There are Lutheran missionaries on the islands of Borneo, Sumatra, Nias, Java and on the group to the west of Sumatra, which are called the Batoe Islands.
|Borneo.| On the fertile and beautiful Island of Borneo the Rhenish Society[[10]] has had its missionaries for eighty years. Beginning along the southeast coast, the missionaries pushed gradually into the interior by way of the rivers. The Dyaks among whom they labored were the fiercest of savages and “head hunters.” Finally eight stations were established and the future appeared bright, when in 1859 during a rebellion of the Malays against their Dutch rulers, the Dyaks became involved. In the struggle which ensued, all the inland stations were destroyed and seven of the missionaries were murdered. In a few years the work was recommenced. To-day there are eighteen missionaries and the native church numbers about three thousand five hundred.

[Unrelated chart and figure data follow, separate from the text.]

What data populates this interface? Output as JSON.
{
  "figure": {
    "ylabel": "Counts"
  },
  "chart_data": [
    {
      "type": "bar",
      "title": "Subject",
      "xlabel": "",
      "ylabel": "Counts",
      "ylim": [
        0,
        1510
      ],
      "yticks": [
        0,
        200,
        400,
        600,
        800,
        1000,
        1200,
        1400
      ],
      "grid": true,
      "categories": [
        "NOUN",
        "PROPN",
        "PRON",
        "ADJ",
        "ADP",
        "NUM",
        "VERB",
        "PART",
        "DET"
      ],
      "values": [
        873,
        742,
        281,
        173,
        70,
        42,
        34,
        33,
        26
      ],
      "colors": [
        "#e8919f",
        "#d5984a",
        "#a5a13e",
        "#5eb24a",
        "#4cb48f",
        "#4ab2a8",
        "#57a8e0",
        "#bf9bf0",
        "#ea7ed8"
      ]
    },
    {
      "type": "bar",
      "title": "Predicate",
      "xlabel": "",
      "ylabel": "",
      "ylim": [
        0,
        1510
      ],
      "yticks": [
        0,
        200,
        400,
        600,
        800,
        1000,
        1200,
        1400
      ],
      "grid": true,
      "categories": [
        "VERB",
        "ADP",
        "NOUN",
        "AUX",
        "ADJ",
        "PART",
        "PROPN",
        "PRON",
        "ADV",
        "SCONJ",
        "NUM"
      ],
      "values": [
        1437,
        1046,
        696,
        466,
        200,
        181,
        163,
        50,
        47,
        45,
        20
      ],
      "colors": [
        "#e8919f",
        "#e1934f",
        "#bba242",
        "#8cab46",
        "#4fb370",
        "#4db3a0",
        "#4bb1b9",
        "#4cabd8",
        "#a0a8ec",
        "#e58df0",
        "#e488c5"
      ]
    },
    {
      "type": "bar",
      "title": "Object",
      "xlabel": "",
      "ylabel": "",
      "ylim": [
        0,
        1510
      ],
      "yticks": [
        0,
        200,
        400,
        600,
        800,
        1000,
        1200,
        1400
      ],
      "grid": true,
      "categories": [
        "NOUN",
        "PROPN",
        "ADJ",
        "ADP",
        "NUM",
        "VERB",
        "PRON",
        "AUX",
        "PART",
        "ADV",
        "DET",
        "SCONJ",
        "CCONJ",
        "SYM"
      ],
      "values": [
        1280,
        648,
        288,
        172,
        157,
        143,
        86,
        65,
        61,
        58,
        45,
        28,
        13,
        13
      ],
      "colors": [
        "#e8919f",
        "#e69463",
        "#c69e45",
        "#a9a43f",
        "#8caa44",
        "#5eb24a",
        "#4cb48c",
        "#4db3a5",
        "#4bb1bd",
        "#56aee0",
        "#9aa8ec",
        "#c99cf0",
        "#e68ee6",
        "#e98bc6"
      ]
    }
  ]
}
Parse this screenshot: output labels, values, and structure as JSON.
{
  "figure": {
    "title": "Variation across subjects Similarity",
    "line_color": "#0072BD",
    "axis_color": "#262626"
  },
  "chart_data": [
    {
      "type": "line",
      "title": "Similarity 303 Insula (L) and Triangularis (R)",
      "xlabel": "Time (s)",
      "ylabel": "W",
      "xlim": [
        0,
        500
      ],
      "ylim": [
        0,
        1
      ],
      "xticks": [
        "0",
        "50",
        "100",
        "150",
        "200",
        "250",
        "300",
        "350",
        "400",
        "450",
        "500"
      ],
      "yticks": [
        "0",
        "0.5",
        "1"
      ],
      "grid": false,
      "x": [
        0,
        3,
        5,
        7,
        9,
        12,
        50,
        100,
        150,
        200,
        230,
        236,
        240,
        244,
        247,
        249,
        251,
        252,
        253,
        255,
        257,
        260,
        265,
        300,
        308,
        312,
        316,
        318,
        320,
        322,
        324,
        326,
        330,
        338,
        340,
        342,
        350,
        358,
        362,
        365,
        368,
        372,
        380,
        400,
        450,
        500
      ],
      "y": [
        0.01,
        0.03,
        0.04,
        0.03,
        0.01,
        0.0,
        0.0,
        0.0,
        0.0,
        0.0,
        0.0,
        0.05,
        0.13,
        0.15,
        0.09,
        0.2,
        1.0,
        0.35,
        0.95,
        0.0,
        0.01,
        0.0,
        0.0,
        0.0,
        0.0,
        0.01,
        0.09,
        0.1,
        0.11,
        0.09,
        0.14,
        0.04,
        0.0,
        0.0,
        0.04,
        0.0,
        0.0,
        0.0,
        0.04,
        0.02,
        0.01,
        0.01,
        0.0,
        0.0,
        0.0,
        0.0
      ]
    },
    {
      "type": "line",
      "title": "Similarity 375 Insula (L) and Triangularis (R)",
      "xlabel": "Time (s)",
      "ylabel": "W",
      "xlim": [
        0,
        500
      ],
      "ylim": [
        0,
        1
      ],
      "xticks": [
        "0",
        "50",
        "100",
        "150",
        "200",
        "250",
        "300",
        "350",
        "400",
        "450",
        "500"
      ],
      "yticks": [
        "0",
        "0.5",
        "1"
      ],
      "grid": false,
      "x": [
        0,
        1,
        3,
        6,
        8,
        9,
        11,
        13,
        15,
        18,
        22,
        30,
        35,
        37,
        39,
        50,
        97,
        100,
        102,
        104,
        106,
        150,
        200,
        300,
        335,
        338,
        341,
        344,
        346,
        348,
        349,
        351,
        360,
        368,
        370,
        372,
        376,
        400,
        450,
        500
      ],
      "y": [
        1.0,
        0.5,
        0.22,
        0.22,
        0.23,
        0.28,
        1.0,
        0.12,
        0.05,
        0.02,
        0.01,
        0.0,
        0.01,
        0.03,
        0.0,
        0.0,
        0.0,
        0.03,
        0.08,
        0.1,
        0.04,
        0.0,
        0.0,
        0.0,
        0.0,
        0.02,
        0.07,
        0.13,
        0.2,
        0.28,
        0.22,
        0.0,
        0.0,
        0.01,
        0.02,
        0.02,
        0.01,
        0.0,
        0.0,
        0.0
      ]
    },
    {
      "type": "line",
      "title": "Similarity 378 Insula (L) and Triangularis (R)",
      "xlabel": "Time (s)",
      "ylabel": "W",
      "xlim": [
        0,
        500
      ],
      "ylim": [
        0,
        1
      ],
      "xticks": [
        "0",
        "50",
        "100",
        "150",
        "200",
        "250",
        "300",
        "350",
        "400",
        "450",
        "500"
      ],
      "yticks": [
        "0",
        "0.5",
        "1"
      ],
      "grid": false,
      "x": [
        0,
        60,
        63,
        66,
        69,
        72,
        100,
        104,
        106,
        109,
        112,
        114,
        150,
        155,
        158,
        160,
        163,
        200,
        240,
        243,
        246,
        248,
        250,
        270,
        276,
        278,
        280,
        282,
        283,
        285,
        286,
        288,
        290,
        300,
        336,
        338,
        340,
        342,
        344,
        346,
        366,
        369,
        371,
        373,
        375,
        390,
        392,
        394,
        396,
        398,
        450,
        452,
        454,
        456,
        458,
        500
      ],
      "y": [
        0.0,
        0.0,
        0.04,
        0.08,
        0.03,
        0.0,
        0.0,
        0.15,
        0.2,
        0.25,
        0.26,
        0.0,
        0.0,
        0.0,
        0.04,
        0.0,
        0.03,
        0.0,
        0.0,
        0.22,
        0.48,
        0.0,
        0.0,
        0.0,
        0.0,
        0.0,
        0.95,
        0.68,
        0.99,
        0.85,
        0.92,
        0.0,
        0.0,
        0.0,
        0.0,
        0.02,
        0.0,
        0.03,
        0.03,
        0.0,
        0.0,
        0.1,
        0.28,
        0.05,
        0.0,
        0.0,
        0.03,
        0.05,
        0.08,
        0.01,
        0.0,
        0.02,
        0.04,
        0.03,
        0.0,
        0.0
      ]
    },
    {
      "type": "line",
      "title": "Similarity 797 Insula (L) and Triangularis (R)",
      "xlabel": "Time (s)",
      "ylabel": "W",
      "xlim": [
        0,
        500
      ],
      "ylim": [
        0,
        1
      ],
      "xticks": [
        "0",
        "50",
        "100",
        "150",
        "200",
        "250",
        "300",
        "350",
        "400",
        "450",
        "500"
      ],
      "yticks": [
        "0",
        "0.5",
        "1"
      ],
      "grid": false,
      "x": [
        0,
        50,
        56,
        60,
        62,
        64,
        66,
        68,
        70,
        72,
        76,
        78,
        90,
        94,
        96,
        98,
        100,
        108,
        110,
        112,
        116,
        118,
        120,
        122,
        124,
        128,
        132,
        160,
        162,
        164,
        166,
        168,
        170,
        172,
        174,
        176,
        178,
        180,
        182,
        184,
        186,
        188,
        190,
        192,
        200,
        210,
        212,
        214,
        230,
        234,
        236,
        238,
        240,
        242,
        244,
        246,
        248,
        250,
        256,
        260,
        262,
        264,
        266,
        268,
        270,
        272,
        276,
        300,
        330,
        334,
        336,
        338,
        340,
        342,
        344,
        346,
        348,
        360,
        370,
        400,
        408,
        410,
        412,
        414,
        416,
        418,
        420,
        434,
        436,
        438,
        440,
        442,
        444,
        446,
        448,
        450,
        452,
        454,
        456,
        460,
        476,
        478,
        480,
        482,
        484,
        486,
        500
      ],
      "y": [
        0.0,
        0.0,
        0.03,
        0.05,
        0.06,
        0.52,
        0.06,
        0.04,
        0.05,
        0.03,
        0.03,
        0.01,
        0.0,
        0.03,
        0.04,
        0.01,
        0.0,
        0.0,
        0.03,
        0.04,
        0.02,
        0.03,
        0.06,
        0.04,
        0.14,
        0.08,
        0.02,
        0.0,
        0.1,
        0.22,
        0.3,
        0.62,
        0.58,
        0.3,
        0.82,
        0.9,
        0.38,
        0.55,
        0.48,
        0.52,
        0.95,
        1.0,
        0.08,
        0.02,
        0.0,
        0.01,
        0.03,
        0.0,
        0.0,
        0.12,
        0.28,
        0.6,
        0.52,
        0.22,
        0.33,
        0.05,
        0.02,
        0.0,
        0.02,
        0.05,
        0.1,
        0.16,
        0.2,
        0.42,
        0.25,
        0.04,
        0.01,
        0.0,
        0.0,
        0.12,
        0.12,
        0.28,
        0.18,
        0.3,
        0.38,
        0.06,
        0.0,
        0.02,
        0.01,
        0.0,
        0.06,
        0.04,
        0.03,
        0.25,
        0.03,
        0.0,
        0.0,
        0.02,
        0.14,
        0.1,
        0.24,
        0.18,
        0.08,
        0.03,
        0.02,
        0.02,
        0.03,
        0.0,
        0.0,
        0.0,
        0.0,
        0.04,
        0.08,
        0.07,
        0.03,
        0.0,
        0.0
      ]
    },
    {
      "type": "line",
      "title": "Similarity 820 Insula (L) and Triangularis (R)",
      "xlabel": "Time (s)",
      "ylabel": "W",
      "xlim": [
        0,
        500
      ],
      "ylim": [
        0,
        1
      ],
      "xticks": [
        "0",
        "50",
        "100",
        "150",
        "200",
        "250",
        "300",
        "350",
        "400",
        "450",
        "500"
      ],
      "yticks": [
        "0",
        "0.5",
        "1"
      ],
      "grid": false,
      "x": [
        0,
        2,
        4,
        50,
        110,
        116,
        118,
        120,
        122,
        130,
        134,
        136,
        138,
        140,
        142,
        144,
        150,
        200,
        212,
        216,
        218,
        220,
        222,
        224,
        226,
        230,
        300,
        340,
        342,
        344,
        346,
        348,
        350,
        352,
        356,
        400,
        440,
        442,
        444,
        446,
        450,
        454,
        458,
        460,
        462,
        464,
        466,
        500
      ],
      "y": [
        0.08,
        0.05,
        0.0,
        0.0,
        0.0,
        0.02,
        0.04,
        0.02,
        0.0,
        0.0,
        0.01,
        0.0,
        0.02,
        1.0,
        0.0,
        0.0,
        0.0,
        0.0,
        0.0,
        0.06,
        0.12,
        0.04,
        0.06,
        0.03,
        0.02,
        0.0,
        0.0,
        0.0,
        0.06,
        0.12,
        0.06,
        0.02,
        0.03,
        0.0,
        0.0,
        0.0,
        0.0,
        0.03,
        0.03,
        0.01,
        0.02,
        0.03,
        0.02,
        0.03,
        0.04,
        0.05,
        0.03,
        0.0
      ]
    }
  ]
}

[10]. It should be remembered that the Rhenish Society is largely but not entirely Lutheran.
|Sumatra--A Great Achieve-ment.| For more than fifty years, since 1861, the Rhenish Society has conducted a mission in the island of Sumatra. The larger part of the population is Mohammedan, but in the interior there are tribes who still retain their primitive religion. Among these tribes are the Bataks, who have a speech and written characters of their own. Once cannibals, they had been before the advent of the Rhenish Missionary Society the object of evangelizing work which had failed. In spite of constant danger the early missionaries continued faithful. The annals of missions have scarcely anywhere a greater victory to record. There is now a well organized church partly self-supporting. Thirty Batak native preachers have been ordained and work is carried on at forty-one main stations and five hundred out-stations. Twenty-seven thousand five hundred Batak children are being educated in five hundred schools. There is a training school for native preachers, a hospital, a leper asylum and a large industrial school. The Christian community numbers about one hundred and fifty thousand.